Architecture

XTrinode has a control plane that reconciles runtime intent and a query plane that routes SQL traffic to the right Trino coordinator.

Architecture Diagram

flowchart TB clients["Trino CLI, BI tools, notebooks, applications"] ingress["Ingress or internal Service"] gateway["XTrinode Gateway routing, auth, rate limits, sticky queries"] api["API Server resume, suspend, status, metrics"] operator["Operator XTrinode and XTrinodeCatalog reconciliation"] kube["Kubernetes API"] routes["Gateway routes ConfigMap"] catalogs["XTrinodeCatalog resources catalog ConfigMaps and Secrets"] keda["KEDA optional worker autoscaling"] subgraph runtimes["Runtime namespaces"] runtimeA["XTrinode A Trino coordinator and workers"] runtimeB["XTrinode B Trino coordinator and workers"] shared["Shared routing group multiple Trino backends"] end clients --> ingress --> gateway gateway --> runtimeA gateway --> runtimeB gateway --> shared gateway --> api api --> kube operator --> kube kube --> routes --> gateway catalogs --> operator kube --> runtimeA kube --> runtimeB kube --> shared keda --> runtimeA keda --> runtimeB

Component Overview

Component	Responsibility
Operator	Reconciles `XTrinode` and `XTrinodeCatalog` resources into Kubernetes resources.
API server	Coordinates runtime lifecycle operations such as resume, suspend, status, and control-plane actions.
Gateway	Routes Trino client traffic by hostname, `X-Trino-XTrinode` header, shared pool, or default route.
KEDA	Optionally scales worker pools from configured metrics.
Cluster API providers	Optionally create per-runtime cloud node pools.
XTrinodeCatalog	Keeps catalog declarations separate from runtime lifecycle.

Query Plane

The gateway is the Trino-facing entrypoint. It can sit behind an ingress for external traffic or be reached as an internal Kubernetes service. It is not an Ingress controller; cloud load balancers, DNS, and TLS edge policy stay outside the gateway.

It provides:

hostname-based routing;
X-Trino-XTrinode header routing;
default-route fallback when no explicit selector is provided;
shared-pool load balancing;
sticky query routing;
optional authentication and rate limiting;
active health checks and circuit breaking;
auto-resume when a selected backend is paused or unavailable.

The operator writes route entries to the trino-gateway-routes ConfigMap in the gateway namespace. Health and metrics endpoints bypass gateway auth and rate limiting so platform probes keep working.

Control Plane

The operator is the reconciliation owner. It resolves catalogs, applies runtime guardrails, renders Trino resources, configures scaling, registers gateway routes, evaluates lifecycle state, and updates status.

The API server handles lifecycle requests that require coordination. Resume requests use Kubernetes Lease objects so many simultaneous first queries do not stampede the control plane.
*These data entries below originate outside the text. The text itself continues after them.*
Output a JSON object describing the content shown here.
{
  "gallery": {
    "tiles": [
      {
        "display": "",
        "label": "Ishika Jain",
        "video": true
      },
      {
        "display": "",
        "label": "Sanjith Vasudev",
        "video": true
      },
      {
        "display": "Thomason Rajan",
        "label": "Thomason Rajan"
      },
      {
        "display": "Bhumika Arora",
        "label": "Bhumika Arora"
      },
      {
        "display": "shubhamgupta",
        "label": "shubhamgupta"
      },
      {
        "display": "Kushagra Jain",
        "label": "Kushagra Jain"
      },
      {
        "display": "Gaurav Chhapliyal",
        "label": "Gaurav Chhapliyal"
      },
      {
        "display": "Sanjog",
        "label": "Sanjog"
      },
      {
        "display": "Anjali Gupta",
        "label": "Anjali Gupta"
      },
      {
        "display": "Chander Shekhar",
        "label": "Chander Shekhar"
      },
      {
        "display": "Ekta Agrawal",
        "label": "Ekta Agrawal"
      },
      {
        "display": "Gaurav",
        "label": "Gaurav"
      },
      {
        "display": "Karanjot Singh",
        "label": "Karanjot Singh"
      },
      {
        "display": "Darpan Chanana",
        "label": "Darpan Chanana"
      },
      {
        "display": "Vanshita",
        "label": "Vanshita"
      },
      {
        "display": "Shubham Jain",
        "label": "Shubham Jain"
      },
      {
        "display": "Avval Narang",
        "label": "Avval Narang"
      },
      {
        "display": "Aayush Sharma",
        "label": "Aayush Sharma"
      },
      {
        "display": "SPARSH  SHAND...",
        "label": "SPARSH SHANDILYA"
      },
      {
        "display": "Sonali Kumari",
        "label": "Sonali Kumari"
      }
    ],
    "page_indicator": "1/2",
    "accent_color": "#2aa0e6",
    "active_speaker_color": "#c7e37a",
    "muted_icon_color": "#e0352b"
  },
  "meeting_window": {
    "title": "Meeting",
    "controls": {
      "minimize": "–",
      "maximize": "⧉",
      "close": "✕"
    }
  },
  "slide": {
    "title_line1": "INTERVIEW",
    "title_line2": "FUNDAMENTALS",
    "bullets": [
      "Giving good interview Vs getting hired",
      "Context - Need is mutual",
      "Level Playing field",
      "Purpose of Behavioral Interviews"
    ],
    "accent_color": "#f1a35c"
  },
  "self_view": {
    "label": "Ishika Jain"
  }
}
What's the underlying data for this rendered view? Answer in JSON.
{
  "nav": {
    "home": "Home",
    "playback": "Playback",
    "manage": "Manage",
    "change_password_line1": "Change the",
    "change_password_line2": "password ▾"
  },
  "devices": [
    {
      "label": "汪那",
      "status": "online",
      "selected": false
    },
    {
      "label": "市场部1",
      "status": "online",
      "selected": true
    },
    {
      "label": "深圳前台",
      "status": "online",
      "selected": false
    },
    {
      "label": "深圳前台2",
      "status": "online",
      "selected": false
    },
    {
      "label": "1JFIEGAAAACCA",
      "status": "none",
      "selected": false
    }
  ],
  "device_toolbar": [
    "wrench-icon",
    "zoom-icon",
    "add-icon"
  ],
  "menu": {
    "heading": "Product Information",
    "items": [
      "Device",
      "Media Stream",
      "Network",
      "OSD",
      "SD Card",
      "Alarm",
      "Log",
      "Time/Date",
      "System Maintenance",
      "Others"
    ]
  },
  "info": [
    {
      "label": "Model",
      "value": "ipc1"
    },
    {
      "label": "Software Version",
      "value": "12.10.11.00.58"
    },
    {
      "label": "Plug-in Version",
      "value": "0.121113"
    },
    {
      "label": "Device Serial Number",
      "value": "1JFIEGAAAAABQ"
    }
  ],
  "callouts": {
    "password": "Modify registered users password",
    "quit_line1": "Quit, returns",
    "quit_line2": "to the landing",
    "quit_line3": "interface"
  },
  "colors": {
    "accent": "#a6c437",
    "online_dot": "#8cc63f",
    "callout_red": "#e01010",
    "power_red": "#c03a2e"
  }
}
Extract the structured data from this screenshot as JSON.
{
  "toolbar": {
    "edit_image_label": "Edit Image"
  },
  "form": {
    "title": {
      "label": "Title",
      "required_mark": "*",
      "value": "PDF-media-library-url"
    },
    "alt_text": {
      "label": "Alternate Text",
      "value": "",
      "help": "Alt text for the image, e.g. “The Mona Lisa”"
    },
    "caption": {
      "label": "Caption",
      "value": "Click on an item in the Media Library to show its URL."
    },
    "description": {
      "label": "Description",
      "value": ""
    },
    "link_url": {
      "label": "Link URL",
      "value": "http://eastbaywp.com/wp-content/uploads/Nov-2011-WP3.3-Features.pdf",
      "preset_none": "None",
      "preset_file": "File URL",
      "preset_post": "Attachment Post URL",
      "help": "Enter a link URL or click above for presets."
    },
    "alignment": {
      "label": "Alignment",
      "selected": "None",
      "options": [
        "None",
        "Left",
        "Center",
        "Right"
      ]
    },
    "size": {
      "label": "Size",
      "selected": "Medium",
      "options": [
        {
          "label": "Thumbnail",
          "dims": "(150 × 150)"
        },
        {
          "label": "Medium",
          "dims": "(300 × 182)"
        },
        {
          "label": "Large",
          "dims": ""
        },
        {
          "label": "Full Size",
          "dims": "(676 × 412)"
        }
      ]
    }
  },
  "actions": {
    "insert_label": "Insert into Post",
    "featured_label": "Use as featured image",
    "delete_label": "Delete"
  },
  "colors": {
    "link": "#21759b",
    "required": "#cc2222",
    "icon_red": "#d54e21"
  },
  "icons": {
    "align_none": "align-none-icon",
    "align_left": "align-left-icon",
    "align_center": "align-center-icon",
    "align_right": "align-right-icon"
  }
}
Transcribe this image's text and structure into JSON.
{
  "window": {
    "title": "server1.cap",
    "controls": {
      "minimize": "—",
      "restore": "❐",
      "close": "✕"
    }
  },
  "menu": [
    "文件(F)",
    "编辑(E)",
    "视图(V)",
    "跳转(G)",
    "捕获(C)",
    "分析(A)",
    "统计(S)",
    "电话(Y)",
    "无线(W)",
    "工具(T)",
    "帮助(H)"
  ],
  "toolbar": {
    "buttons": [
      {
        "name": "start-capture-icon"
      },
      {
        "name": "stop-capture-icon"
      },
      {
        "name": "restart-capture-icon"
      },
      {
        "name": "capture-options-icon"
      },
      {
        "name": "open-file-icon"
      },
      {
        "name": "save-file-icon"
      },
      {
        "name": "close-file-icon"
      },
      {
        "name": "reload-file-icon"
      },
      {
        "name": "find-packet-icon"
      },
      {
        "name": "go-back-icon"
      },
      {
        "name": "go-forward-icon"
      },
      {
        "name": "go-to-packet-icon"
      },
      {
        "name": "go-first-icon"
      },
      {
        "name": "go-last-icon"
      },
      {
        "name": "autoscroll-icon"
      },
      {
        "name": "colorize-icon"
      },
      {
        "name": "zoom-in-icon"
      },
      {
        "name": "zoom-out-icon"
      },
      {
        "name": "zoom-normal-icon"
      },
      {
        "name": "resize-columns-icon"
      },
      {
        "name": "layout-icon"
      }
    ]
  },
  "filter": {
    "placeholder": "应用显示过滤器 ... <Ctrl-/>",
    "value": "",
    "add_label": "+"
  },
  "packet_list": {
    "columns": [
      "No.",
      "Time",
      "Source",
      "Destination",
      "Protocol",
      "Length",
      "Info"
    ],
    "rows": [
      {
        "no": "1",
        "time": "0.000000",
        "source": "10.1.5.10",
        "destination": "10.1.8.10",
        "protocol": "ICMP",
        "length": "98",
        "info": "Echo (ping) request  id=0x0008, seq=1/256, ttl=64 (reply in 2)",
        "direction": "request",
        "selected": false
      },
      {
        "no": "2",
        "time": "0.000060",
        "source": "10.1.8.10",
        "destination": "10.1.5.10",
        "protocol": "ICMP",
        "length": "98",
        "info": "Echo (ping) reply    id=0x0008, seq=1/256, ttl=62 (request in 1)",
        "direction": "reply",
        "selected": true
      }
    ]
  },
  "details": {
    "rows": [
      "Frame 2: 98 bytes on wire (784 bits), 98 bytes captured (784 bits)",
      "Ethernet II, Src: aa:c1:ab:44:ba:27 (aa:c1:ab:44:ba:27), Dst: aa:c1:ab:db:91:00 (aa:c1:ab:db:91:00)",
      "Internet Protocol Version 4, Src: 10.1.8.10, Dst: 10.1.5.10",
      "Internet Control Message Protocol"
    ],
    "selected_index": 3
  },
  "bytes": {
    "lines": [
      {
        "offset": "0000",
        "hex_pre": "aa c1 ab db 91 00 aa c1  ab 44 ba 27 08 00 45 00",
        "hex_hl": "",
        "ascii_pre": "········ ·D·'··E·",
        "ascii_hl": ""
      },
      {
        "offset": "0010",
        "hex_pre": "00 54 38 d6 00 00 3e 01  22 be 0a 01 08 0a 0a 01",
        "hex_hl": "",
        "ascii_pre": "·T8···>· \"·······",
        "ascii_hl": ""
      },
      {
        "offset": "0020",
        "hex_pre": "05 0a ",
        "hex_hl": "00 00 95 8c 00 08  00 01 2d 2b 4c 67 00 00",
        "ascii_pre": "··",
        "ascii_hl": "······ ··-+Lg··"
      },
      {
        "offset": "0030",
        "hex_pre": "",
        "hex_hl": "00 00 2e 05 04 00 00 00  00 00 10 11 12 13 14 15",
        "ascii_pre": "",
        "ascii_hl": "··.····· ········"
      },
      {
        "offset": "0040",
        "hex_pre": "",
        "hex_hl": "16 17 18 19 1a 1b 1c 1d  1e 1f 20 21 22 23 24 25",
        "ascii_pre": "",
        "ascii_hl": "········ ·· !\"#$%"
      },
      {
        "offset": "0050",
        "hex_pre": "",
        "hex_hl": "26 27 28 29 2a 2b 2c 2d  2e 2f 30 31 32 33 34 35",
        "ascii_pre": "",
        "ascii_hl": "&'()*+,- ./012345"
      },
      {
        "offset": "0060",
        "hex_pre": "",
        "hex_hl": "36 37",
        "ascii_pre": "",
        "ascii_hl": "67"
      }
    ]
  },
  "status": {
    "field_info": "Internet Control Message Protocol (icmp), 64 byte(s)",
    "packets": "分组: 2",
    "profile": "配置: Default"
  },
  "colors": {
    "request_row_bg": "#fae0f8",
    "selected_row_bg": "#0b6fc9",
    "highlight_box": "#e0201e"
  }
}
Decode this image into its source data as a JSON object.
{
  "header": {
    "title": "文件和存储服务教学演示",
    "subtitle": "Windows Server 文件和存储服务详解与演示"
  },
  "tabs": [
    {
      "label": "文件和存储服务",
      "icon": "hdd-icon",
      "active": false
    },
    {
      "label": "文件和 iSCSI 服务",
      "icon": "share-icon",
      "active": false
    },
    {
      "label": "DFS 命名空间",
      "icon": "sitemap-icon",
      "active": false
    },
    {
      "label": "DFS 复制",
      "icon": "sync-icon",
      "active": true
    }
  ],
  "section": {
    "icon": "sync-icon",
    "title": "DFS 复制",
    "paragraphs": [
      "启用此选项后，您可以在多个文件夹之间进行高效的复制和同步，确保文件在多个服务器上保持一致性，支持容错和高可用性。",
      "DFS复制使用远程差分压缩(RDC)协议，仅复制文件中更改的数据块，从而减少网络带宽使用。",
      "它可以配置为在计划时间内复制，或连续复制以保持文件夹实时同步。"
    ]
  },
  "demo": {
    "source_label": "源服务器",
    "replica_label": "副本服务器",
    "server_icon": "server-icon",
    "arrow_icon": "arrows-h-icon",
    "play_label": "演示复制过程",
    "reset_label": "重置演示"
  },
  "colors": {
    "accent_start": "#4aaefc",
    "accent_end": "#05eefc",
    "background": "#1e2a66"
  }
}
When a gateway resume call wins the lease, the API server records resume intent on the runtime and returns retry guidance. If another caller already holds the lease, later callers get retry guidance instead of triggering another resume.

Runtime Lifecycle

Runtimes move through a declarative lifecycle:

Pending -> Reconciling -> Ready -> Suspending -> Suspended -> Resuming -> Reconciling -> Ready

The expanded operating model also includes route draining, runtime readiness, resume leases, and finalizer-backed cleanup.

State	Meaning
Pending	A runtime resource exists and needs initial reconciliation.
Reconciling	Kubernetes resources, catalogs, routes, and scaling objects are being applied.
Ready	The coordinator is reachable and the gateway can send new queries.
Suspending	The controller is enforcing suspended invariants.
Suspended	Intent or idle policy has paused compute.
Resuming	Demand or an explicit command is bringing compute back.
Error	Reconciliation or lifecycle control failed and needs operator attention.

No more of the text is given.